A smile. “Ah… the trade-offs.”

“Always, right?” I expect him to chime in with a hearty agreement, because if anyone should get it, I imagine it’s him.

“Sorry about your friends not supporting your achievement, man. Sounds like you’re better off without them. But even so, that’s bullshit and it’s gotta suck.”

I laugh. “That it does.” In ways I’m afraid to talk to even him about.

Instead, I ask about our friends from high school, wanting to hear the same updates I already got at the party, but in his words. His rich voice. I ask about his dad’s store and school and swimming, which is now water polo for him. I ask the polite questions old friends ask, skimming the moonlit surface between our lives without delving into the inky waters below.

Without telling him the things that really matter to me or asking him the same. Things like whether he’s found love, or if he ever thought about me the way I’ve thought about him. Because I don’t want to risk crossing a line with Cam that might make him shut me out again.

We end up laughing about the time Randy Harris smuggled his new puppy into school, and how all the teams came together to hide him.

“Football, band, chess, and debate.” He’s got that one arched-brow thing going, and combined with his crooked smile, it’s taking everything I’ve got not to lean in and touch him. “Hockey, newspaper, and swimming. I don’t even know who coordinated the effort, but we had that puppy daycare running out of the west bathroom for the better part of a week.”

“Pretty sure we got busted on day three. Sylvia Cortez was allergic and had to go to the nurse with asthma and hives.”

He snorts. “She married one of the Lacher brothers. Sylvia, I mean. Baby number three is on the way.”

I let out a whistle. “Three? Jesus. I can’t even commit to a dog.”

He laughs and then slowly, the laughter fades into a silence that stretches and pulls at this thing between us.
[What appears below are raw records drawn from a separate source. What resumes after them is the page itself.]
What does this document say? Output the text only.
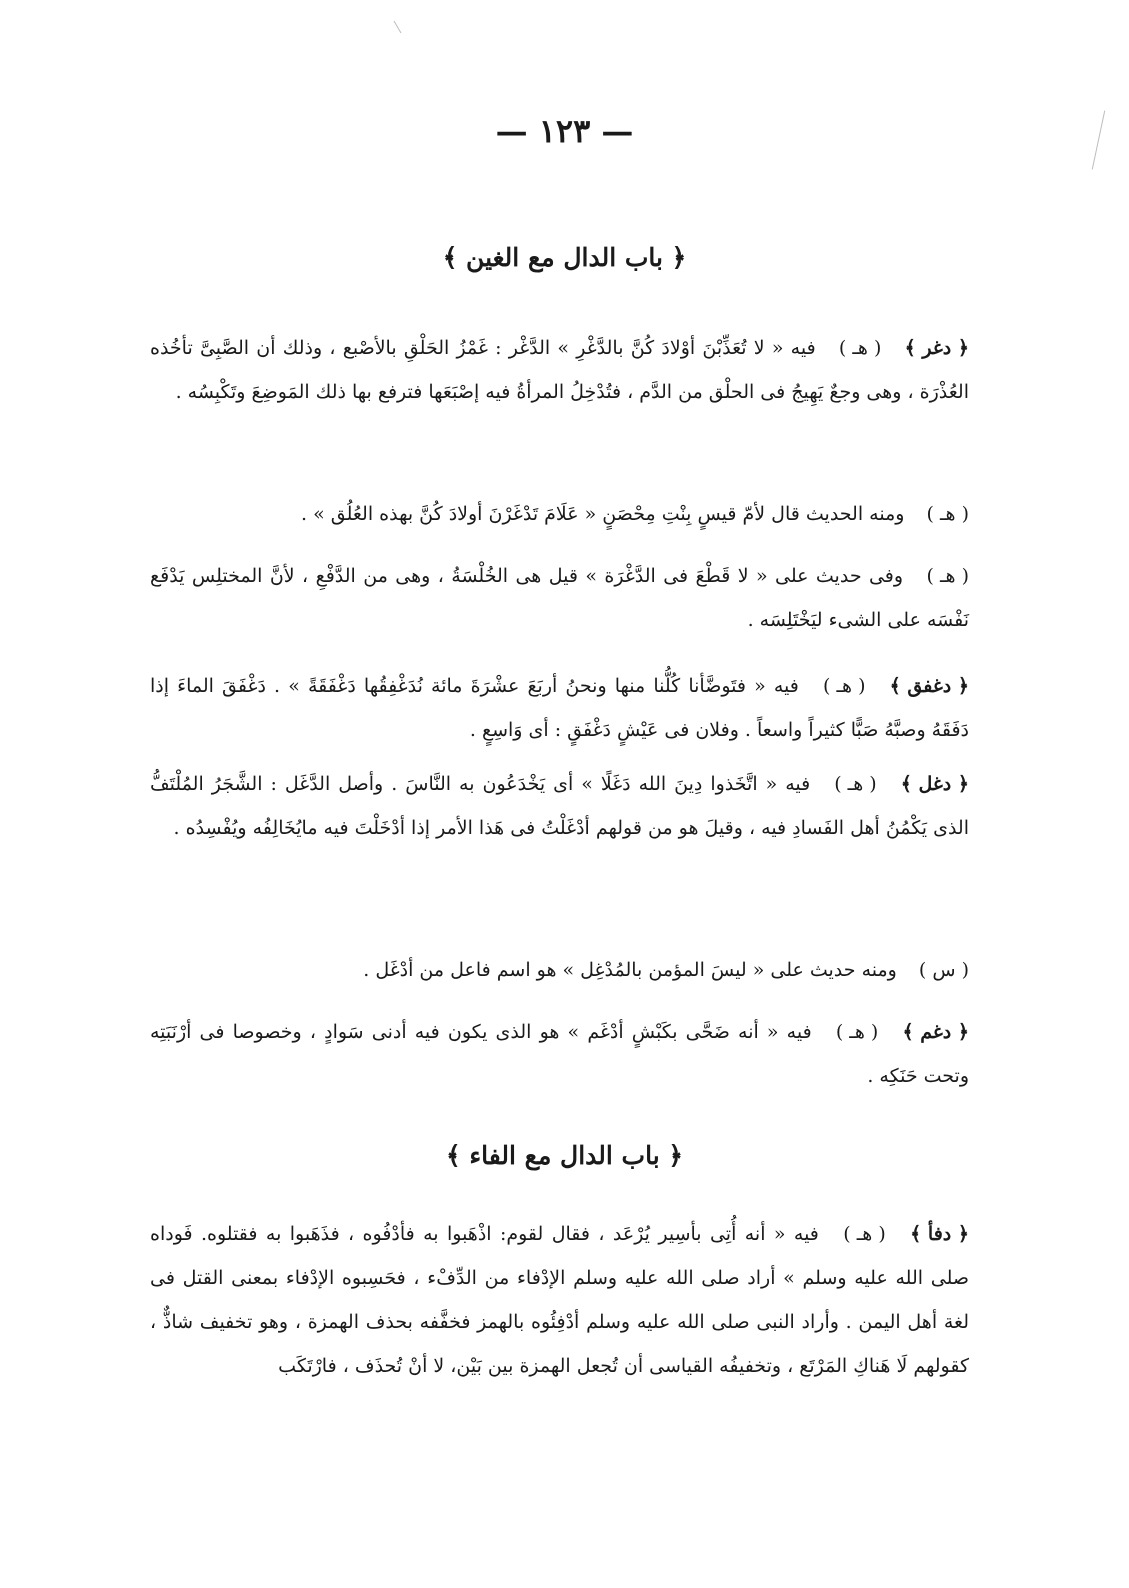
— ١٢٣ —
﴿ باب الدال مع الغين ﴾

﴿ دغر ﴾ ( هـ ) فيه « لا تُعَذِّبْنَ أوْلادَ كُنَّ بالدَّغْرِ » الدَّغْر : غَمْزُ الحَلْقِ بالأصْبع ، وذلك أن الصَّبِىَّ تأخُذه العُذْرَة ، وهى وجعٌ يَهِيجُ فى الحلْق من الدَّم ، فتُدْخِلُ المرأةُ فيه إصْبَعَها فترفع بها ذلك المَوضِعَ وتَكْبِسُه .

( هـ ) ومنه الحديث قال لأمّ قيسٍ بِنْتِ مِحْصَنٍ « عَلَامَ تَدْغَرْنَ أولادَ كُنَّ بهذه العُلُق » .

( هـ ) وفى حديث على « لا قَطْعَ فى الدَّغْرَة » قيل هى الخُلْسَةُ ، وهى من الدَّفْعِ ، لأنَّ المختلِس يَدْفَع نَفْسَه على الشىء ليَخْتَلِسَه .

﴿ دغفق ﴾ ( هـ ) فيه « فتَوضَّأنا كُلُّنا منها ونحنُ أربَعَ عشْرَةَ مائة نُدَغْفِقُها دَغْفَقَةً » . دَغْفَقَ الماءَ إذا دَفَقَهُ وصبَّهُ صَبًّا كثيراً واسعاً . وفلان فى عَيْشٍ دَغْفَقٍ : أى وَاسِعٍ .

﴿ دغل ﴾ ( هـ ) فيه « اتَّخَذوا دِينَ الله دَغَلًا » أى يَخْدَعُون به النَّاسَ . وأصل الدَّغَل : الشَّجَرُ المُلْتَفُّ الذى يَكْمُنُ أهل الفَسادِ فيه ، وقيلَ هو من قولهم أدْغَلْتُ فى هَذا الأمر إذا أدْخَلْتَ فيه مايُخَالِفُه ويُفْسِدُه .

( س ) ومنه حديث على « ليسَ المؤمن بالمُدْغِل » هو اسم فاعل من أدْغَل .

﴿ دغم ﴾ ( هـ ) فيه « أنه ضَحَّى بكَبْشٍ أدْغَم » هو الذى يكون فيه أدنى سَوادٍ ، وخصوصا فى أرْنَبَتِه وتحت حَنَكِه .

﴿ باب الدال مع الفاء ﴾

﴿ دفأ ﴾ ( هـ ) فيه « أنه أُتِى بأسِير يُرْعَد ، فقال لقوم: اذْهَبوا به فأدْفُوه ، فذَهَبوا به فقتلوه. فَوداه صلى الله عليه وسلم » أراد صلى الله عليه وسلم الإدْفاء من الدِّفْء ، فحَسِبوه الإدْفاء بمعنى القتل فى لغة أهل اليمن . وأراد النبى صلى الله عليه وسلم أدْفِئُوه بالهمز فخفَّفه بحذف الهمزة ، وهو تخفيف شاذٌّ ، كقولهم لَا هَناكِ المَرْتَع ، وتخفيفُه القياسى أن تُجعل الهمزة بين بَيْن، لا أنْ تُحذَف ، فارْتَكَب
This thing I know better than to give in to.

Him, too.

“It’s getting late.” He leans back and rocks up to stand.

Shit, shit, shit.

He stretches out his shoulders beneath the moonlight, powerful arms swinging in a few mesmerizing arcs. “See you around, yeah?”

I get to my feet and nod too, looking away so I don’t stare at his flawless body.

God, his ass in that suit.

He doesn’t hesitate, just takes a couple fluid steps and does a shallow dive before popping up. I need to stop him. Say something.

“Hey, Cam.”

He rolls onto his back to face me, arms barely moving at the surface.

“I won’t—” I clear my throat and try again. I can’t let him worry about me outing him. “You know, I won’t say anything about what happened with us. That last summer.” It’s too dark to read his features, but I— Shit, maybe I shouldn’t have mentioned it at all. “Cam?”